Penguasa lainnya merebut kekuasaan dengan kekuatan senjata atau dinobatkan
sebagai penguasa. Segenap rakyat tunduk dan patuh kepadanya, sehingga
stabilitas keamanan tetap terjaga, maslahat demi maslahat dapat ditegakkan,
rakyat pun hidup dengan tenteram, semua urusan lancar dan beres, ketenangan
tetap terpelihara, kaum muslimin dapat melaksanakan ibadah mereka dengan aman
dan tenang, kendati ada beberapa catatan atas penguasa itu, dapatkah kita
golongkan sebagai pemerintah yang tidak sah ?
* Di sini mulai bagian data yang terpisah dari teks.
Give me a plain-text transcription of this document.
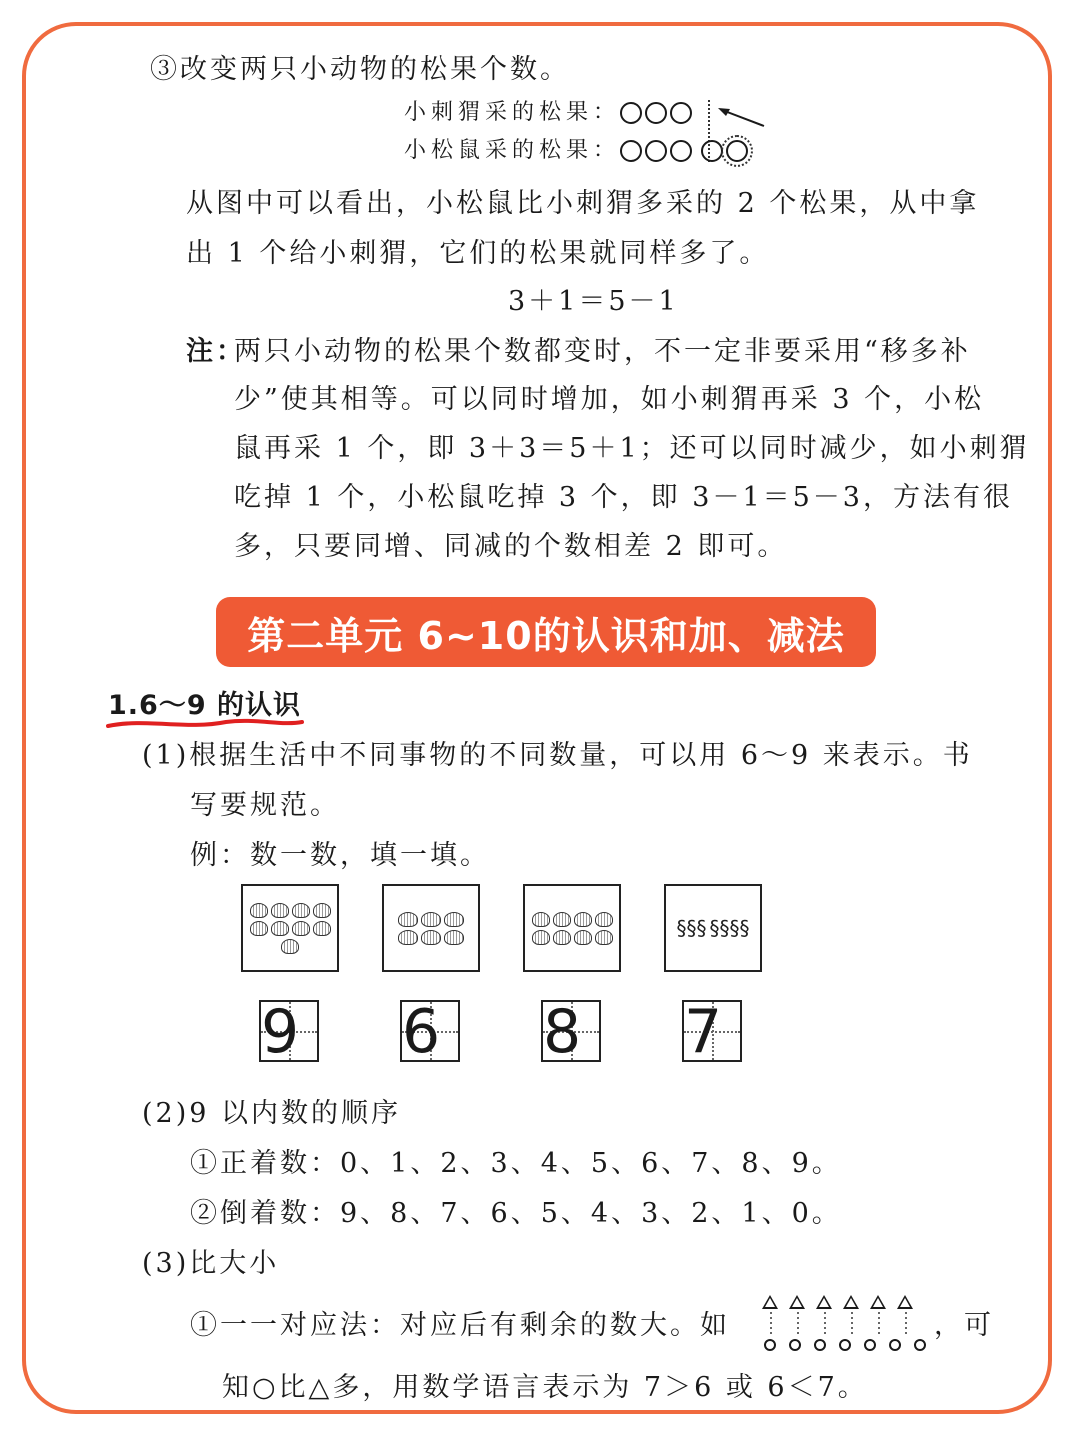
③改变两只小动物的松果个数。
小刺猬采的松果：
小松鼠采的松果：
从图中可以看出，小松鼠比小刺猬多采的 2 个松果，从中拿
出 1 个给小刺猬，它们的松果就同样多了。
3＋1＝5－1
注：
两只小动物的松果个数都变时，不一定非要采用“移多补
少”使其相等。可以同时增加，如小刺猬再采 3 个，小松
鼠再采 1 个，即 3＋3＝5＋1；还可以同时减少，如小刺猬
吃掉 1 个，小松鼠吃掉 3 个，即 3－1＝5－3，方法有很
多，只要同增、同减的个数相差 2 即可。
第二单元 6~10的认识和加、减法
1.6～9 的认识
(1)根据生活中不同事物的不同数量，可以用 6～9 来表示。书
写要规范。
例：数一数，填一填。
§§§ §§§§
9 6 8 7
(2)9 以内数的顺序
①正着数：0、1、2、3、4、5、6、7、8、9。
②倒着数：9、8、7、6、5、4、3、2、1、0。
(3)比大小
①一一对应法：对应后有剩余的数大。如	，可
知○比△多，用数学语言表示为 7＞6 或 6＜7。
Alim ulama menyatakan : Setiap orang yang merebut kekuasaan dengan kekuatan
lalu memerintah kaum muslimin berdasarkan Al-Qur'an dan As-Sunnah dan segenap
rakyat tunduk dan patuh kepadanya, maka tidak boleh membangkang pemerintahannya
meskipun ia tidak dibai'at, karena bukanlah menjadi syarat ia harus dibaiat
oleh setiap orang !
Jika seseorang merebut kekuasaan dengan kekuatan, segenap rakyat patuh dan
taat kepadanya, stabilitas keamanan terjaga, maka diharamkan memberontak
terhadapnya meskipun didapati beberapa perbuatan maksiat dan pelanggaran
syariat padanya. Selama ia tidak mengajak manusia kepada kekufuran dan melarang
mereka menjalankan agama atau menutup masjid- masjid kaum muslimin, menyebarkan
ilhad dan kekufuran serta lebih mendahulukan orang-orang kafir dan pelaku
maksiat dan menjauhi kaum muslimin dan mukminin. Jika demikian keadaannya maka
harus disikapi dengan cara yang lain pula. Jadi, apakah maksudnya pemerintah
yang sah ? Kita ingin tahu istilah pemerintah yang sah menurut persepsi mereka
! Jika penguasa yang berkuasa dengan kekuatan senjata, dipatuhi dan ditaati
oleh rakyat dianggap sebagai pemerintahan yang sah ?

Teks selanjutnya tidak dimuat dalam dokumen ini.